Enfin un cessez-le-feu à Gaza, un soupir de soulagement s’est fait entendre partout dans le monde après quinze mois de guerre. L’accord entre le Hamas et Israël laisse espérer des temps meilleurs, mais la méfiance est profonde, y compris parmi ceux impliqués dans Drenthe.

Des gens font la fête dans les rues de Gaza. Des feux d’artifice ont explosé dans le ciel de Cisjordanie. Les hommes politiques du monde entier réagissent avec soulagement. Le cessez-le-feu entre Israël et le Hamas semble être la fin de toutes les misères dans la région.

Semble. Parce que des soupçons subsistent parmi les personnes impliquées. Par exemple, le cabinet de sécurité, puis le gouvernement israélien, doivent encore approuver l’accord. On ne sait pas exactement quand cela se produira, mais selon les derniers rapports, cela se produira demain.

« Ce furent des journées très excitantes », déclare le Palestinien Kawter Al-Baz d’Assen, qui a de la famille dans la bande de Gaza et dans l’ouest de la Jordanie. Ces derniers jours, elle a eu des contacts avec des Gazaouis. “Ils sont très heureux et on espère que cela deviendra réalité. Que les bombardements quotidiens cesseront et que les gens pourront enfin respirer.”

“Nous devrons d’abord attendre et voir”, déclare Assenaar Willem Vugteveen. Il est co-fondateur de Projet Espoir dans la bande de Gaza. Cette fondation contribue à offrir un avenir meilleur aux enfants de la région et est toujours opérationnelle malgré la guerre.

Vugteveen ne peut pas imaginer qu’Israël puisse encore mettre un terme au cessez-le-feu. «Mais cela reste fragile», dit-il. “Que devrait-il se passer ensuite à Gaza ? Honnêtement, je ne sais pas. Où devraient vivre les Palestiniens maintenant que 60 pour cent des maisons sont détruites ? Les infrastructures ont été anéanties. Il n’y a ni eau, ni électricité. Un plan international majeur doit être mis en place. à élaborer.” pour restaurer la zone.”

Argwaan a également Barend Faddegon de Vledder. Il est membre du conseil d’administration de la Coevorden Synagogue Foundation et est étroitement impliqué dans la communauté juive. Il comprend l’euphorie qui règne à certains endroits, mais en même temps, les semaines à venir doivent montrer si tout le monde respecte les accords conclus.

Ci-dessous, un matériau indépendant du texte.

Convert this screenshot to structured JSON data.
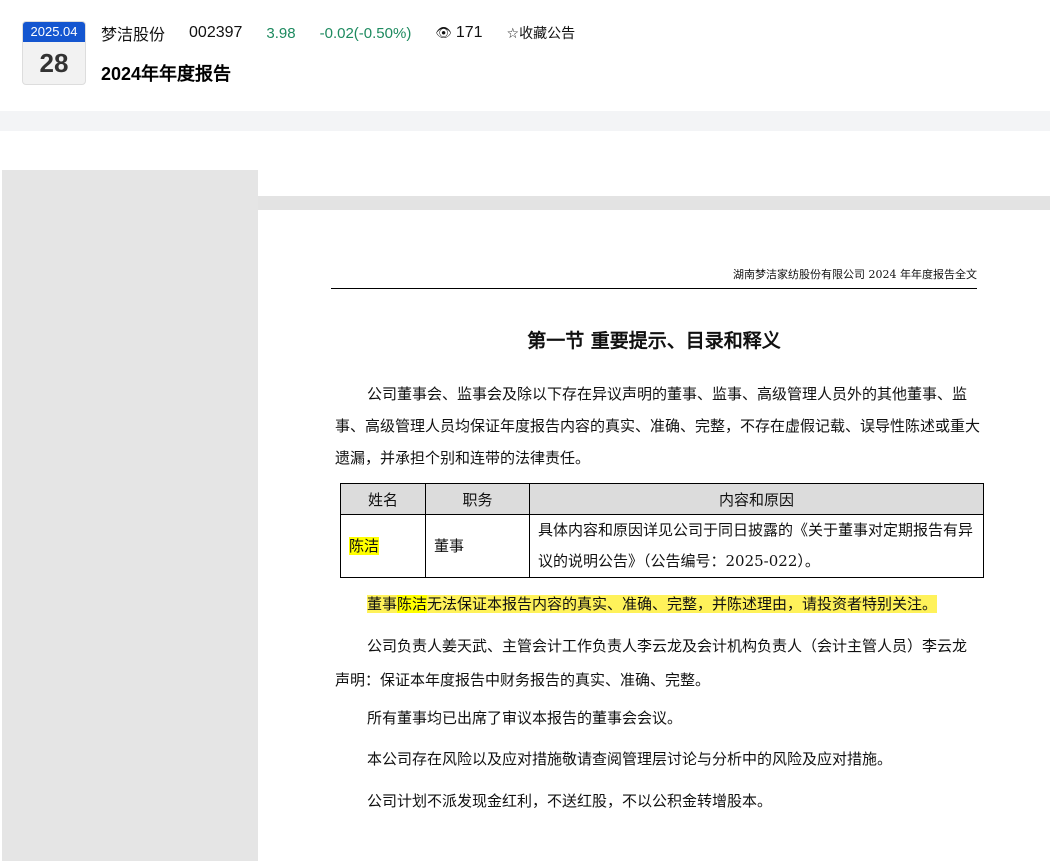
{
  "header": {
    "date_ym": "2025.04",
    "date_day": "28",
    "stock_name": "梦洁股份",
    "stock_code": "002397",
    "price": "3.98",
    "change": "-0.02(-0.50%)",
    "views": "171",
    "favorite_label": "☆收藏公告",
    "title": "2024年年度报告"
  },
  "colors": {
    "accent": "#1456d0",
    "change_green": "#1d8a5f",
    "highlight": "#ffff00"
  },
  "document": {
    "running_header": "湖南梦洁家纺股份有限公司 2024 年年度报告全文",
    "section_title": "第一节  重要提示、目录和释义",
    "para1": "公司董事会、监事会及除以下存在异议声明的董事、监事、高级管理人员外的其他董事、监事、高级管理人员均保证年度报告内容的真实、准确、完整，不存在虚假记载、误导性陈述或重大遗漏，并承担个别和连带的法律责任。",
    "table": {
      "headers": [
        "姓名",
        "职务",
        "内容和原因"
      ],
      "rows": [
        [
          "陈洁",
          "董事",
          "具体内容和原因详见公司于同日披露的《关于董事对定期报告有异议的说明公告》（公告编号：2025-022）。"
        ]
      ]
    },
    "warning_prefix": "董事",
    "warning_name": "陈洁",
    "warning_rest": "无法保证本报告内容的真实、准确、完整，并陈述理由，请投资者特别关注。",
    "para2": "公司负责人姜天武、主管会计工作负责人李云龙及会计机构负责人（会计主管人员）李云龙声明：保证本年度报告中财务报告的真实、准确、完整。",
    "para3": "所有董事均已出席了审议本报告的董事会会议。",
    "para4": "本公司存在风险以及应对措施敬请查阅管理层讨论与分析中的风险及应对措施。",
    "para5": "公司计划不派发现金红利，不送红股，不以公积金转增股本。"
  }
}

Avant que Faddegon ne donne son avis, il souligne qu’il le donne en privé et non en tant que membre du conseil d’administration de la synagogue. « Je suis très préoccupé par le sort des otages », en référence au groupe de personnes capturées depuis le 7 octobre 2023. Ce jour-là, le Hamas a attaqué Israël.

«Je n’y fais pas confiance», poursuit-il. “À mon avis, les négociations portent principalement sur le cessez-le-feu et pas assez sur les otages. Je trouve cela bizarre. Ces gens sont là depuis incroyablement longtemps. Les gens se taisent sur les otages. Au lieu de cela, il s’agit principalement de les Gazaouis.”

Il y a une inquiétude en Israël, dit Faddegon. On craint que le Hamas ne se réarme. “Qu’ils se préparent à un autre 7 octobre. Cela reste une organisation terroriste.”

Mais il existe également une grande méfiance de la part du Palestinien Kawther Al-Baz. “Au fond de mon cœur, j’espère qu’il y aura réellement un cessez-le-feu. Mais nous devrons ensuite attendre et voir s’il sera respecté et quels autres projets les Israéliens ont encore. Je pense qu’ils provoqueront à nouveau quelque chose. Ils poursuivront leur politique. projets coloniaux. Ma crainte est que cela s’arrête là et se déplace vers la Cisjordanie. »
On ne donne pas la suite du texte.